Suspension of deadline. The Final rule provides that the deadline for returning overpayments will be suspended when:

  • the HHS Office of Inspector General (OIG) acknowledges receipt of a submission to the OIG Self-Disclosure Protocol or CMS acknowledges receipt of a submission to its Voluntary Self-Referral Disclosure Protocol. In either situation, the suspension will remain in effect until (1) a settlement agreement is entered with the OIG or CMS; (2) the provider or supplier withdraws from the OIG Self-Disclosure Protocol or the CMS Voluntary Self-Referral Disclosure Protocol; or (3) the provider or supplier is removed from either of the protocols.
  • a provider or supplier requests an extended repayment schedule. In this situation, the deadline will remain suspended until CMS, or one of its contractors, rejects the extended repayment schedule request or the provider or supplier fails to comply with the terms of the extended repayment schedule.

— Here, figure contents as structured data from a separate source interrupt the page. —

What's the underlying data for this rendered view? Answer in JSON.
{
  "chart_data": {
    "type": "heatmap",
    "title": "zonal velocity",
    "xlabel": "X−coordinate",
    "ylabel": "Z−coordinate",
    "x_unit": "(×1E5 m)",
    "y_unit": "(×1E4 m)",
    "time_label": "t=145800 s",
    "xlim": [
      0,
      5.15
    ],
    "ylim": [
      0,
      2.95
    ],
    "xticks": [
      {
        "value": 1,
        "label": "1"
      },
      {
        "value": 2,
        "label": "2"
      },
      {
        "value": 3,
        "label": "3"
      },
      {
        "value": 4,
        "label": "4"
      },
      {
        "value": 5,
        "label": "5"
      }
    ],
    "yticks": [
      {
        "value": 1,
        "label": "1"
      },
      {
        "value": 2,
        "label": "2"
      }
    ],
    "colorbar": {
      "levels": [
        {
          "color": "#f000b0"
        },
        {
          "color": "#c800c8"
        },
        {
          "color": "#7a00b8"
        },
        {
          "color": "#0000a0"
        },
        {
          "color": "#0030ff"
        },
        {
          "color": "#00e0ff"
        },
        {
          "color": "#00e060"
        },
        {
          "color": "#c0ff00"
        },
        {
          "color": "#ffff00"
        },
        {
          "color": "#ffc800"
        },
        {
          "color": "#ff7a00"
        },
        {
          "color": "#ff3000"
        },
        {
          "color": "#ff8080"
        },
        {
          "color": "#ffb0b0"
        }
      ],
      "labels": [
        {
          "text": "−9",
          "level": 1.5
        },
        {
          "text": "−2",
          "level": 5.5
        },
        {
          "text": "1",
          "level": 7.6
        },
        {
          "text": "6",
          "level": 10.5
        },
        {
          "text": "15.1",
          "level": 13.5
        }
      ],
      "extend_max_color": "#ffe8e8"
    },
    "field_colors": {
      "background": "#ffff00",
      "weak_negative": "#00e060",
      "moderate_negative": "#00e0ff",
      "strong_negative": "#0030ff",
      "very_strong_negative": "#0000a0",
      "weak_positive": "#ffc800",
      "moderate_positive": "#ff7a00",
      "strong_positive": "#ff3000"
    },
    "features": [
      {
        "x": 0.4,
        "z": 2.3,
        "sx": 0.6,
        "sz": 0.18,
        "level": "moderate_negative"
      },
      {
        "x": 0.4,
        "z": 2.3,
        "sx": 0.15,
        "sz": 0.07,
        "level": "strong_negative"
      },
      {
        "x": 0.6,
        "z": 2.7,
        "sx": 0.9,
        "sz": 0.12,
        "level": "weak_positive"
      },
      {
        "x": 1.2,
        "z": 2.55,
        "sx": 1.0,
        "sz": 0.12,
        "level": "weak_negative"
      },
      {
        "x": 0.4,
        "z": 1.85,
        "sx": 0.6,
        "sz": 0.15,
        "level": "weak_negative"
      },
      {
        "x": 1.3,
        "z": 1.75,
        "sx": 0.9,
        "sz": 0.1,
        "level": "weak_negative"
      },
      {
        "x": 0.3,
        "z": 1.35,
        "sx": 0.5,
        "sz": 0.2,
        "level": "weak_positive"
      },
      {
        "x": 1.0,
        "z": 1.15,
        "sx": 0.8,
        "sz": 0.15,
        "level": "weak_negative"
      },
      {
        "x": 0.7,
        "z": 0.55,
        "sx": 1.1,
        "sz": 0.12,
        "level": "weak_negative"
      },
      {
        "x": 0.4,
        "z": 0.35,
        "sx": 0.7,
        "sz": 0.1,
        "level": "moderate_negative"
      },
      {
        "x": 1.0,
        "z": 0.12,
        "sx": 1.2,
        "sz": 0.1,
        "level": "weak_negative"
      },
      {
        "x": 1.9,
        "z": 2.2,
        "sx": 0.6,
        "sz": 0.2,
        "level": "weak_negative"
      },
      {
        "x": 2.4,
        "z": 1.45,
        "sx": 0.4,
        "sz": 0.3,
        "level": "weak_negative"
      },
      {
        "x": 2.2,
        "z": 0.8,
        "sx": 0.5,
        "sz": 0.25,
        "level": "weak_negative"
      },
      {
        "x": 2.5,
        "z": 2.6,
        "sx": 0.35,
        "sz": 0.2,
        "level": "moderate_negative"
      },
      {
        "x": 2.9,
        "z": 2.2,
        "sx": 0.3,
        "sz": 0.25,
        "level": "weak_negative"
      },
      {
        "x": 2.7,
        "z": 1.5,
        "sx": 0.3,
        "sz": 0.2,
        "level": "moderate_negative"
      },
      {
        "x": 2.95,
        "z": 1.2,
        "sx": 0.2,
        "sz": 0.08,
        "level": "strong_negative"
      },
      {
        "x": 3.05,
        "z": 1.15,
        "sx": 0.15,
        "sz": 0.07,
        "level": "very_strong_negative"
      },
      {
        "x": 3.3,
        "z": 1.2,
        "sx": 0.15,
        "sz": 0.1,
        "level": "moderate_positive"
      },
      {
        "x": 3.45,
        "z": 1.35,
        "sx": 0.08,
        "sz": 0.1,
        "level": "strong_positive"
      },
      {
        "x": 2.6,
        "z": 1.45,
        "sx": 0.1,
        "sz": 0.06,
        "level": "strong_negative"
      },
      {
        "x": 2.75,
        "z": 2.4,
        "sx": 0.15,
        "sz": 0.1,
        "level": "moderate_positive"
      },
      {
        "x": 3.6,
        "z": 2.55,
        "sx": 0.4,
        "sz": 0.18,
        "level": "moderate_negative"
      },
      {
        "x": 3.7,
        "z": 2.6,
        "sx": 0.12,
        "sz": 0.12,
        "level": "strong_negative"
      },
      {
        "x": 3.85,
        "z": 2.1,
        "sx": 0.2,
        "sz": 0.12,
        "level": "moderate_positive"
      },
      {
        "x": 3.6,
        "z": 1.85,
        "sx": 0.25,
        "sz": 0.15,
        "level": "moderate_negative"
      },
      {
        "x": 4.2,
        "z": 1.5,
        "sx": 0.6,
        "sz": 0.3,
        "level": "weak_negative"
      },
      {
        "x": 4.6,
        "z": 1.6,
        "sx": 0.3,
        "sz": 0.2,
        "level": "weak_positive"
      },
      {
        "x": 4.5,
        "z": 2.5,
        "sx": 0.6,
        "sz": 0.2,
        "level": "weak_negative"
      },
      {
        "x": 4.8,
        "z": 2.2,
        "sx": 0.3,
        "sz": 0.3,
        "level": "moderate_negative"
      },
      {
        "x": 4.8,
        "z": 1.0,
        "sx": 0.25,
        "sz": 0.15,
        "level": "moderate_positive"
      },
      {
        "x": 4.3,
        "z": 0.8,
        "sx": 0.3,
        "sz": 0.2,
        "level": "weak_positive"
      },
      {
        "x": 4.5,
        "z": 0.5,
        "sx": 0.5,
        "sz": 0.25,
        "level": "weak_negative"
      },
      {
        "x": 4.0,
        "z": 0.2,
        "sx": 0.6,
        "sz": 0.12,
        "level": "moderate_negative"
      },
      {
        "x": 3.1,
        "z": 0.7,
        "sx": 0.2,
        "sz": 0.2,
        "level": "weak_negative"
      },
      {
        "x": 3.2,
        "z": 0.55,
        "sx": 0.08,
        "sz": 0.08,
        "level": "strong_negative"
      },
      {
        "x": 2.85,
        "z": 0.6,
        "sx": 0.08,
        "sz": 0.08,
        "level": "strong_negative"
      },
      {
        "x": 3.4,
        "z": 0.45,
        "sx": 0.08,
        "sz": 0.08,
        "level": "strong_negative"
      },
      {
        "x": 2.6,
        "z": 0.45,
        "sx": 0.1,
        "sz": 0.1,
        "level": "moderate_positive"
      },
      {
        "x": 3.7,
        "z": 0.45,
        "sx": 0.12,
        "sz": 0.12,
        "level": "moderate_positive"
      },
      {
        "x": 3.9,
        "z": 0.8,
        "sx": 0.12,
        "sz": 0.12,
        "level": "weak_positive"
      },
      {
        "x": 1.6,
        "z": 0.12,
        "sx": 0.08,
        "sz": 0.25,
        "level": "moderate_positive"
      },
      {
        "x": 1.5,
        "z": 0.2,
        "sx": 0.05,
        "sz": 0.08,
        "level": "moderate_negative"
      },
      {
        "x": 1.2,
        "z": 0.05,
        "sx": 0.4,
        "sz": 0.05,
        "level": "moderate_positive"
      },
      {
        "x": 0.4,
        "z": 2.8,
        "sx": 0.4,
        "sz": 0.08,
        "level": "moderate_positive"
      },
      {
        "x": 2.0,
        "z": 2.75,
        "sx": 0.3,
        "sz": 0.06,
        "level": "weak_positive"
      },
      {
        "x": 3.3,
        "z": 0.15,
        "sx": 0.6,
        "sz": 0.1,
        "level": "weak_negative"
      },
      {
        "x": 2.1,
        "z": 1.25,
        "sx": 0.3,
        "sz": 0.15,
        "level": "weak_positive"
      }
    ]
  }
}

Other industry concerns. Roth points out “although fundamentally about overpayments, the scope of this Final rule is vast and touches on compliance plans, Stark, kickbacks, appeals, reopening, limitation on liability, use of sampling, Medicare secondary payer, and more.” Roth concludes that while “the Final rule pretty much addressed the issues in the Proposed rule, one particularly unsatisfying aspect . . . is the short shrift that CMS gave to provider concerns about its narrow definition of the ‘applicable reconciliation’ processes provided by law that would avoid the creation of a report and return obligation under this rule. The definition of such reconciliation processes that cause an overpayment to fall out of the ambit of the rule did not change between the Proposed and Final rule, over significant provider objections.”

Adam is concerned that the Final rule “does not clarify the nuanced distinctions that exist in the overpayment rules for different federal programs.” She points out “CMS has not issued overpayment rules for the Medicaid program,” despite the fact that “the law requires Medicaid overpayments to be reported and returned by the same deadline, and there are still questions about when a Medicaid overpayment is ‘identified.’”

Adam also reminds us “although CMS issued a Final rule for Medicare Parts C [42 C.F.R. sec. 422.326] and D [42 C.F.R. sec. 423.360] in May 2014 [79 FR 29844], those regulations take a different approach to identifying overpayments.” Because some providers submit claims to all of these programs, Adam cautions them to be mindful of these distinctions (see Medicare Parts C and D 2015 participation requirements and payment accuracy addressed, May 27, 2014).

Provider/supplier costs. CMS projects that the time and effort necessary for providers and suppliers to identify, report, and return overpayments as set forth in this Final rule will result in an annual cost of between $120.87 million and $201.45 million. CMS’ mid-range projection is an estimate of $161.16 million.

Benefits. According to CMS, the benefits of this Final rule include ensuring compliance with applicable statutes, promoting the furnishing of high quality care, and the protection of the Medicare Trust Funds against fraud and improper payments. CMS admits that the potential financial benefits of this Final rule from the standpoint of its effectiveness in recouping overpayments are not easily quantifiable, because it does not have sufficient data on which to base a monetary estimate of recovered funds.

Attorneys: Robert L. Roth (Hooper, Lundy & Bookman, P.C.); Lynn M. Adam (King & Spaulding LLP).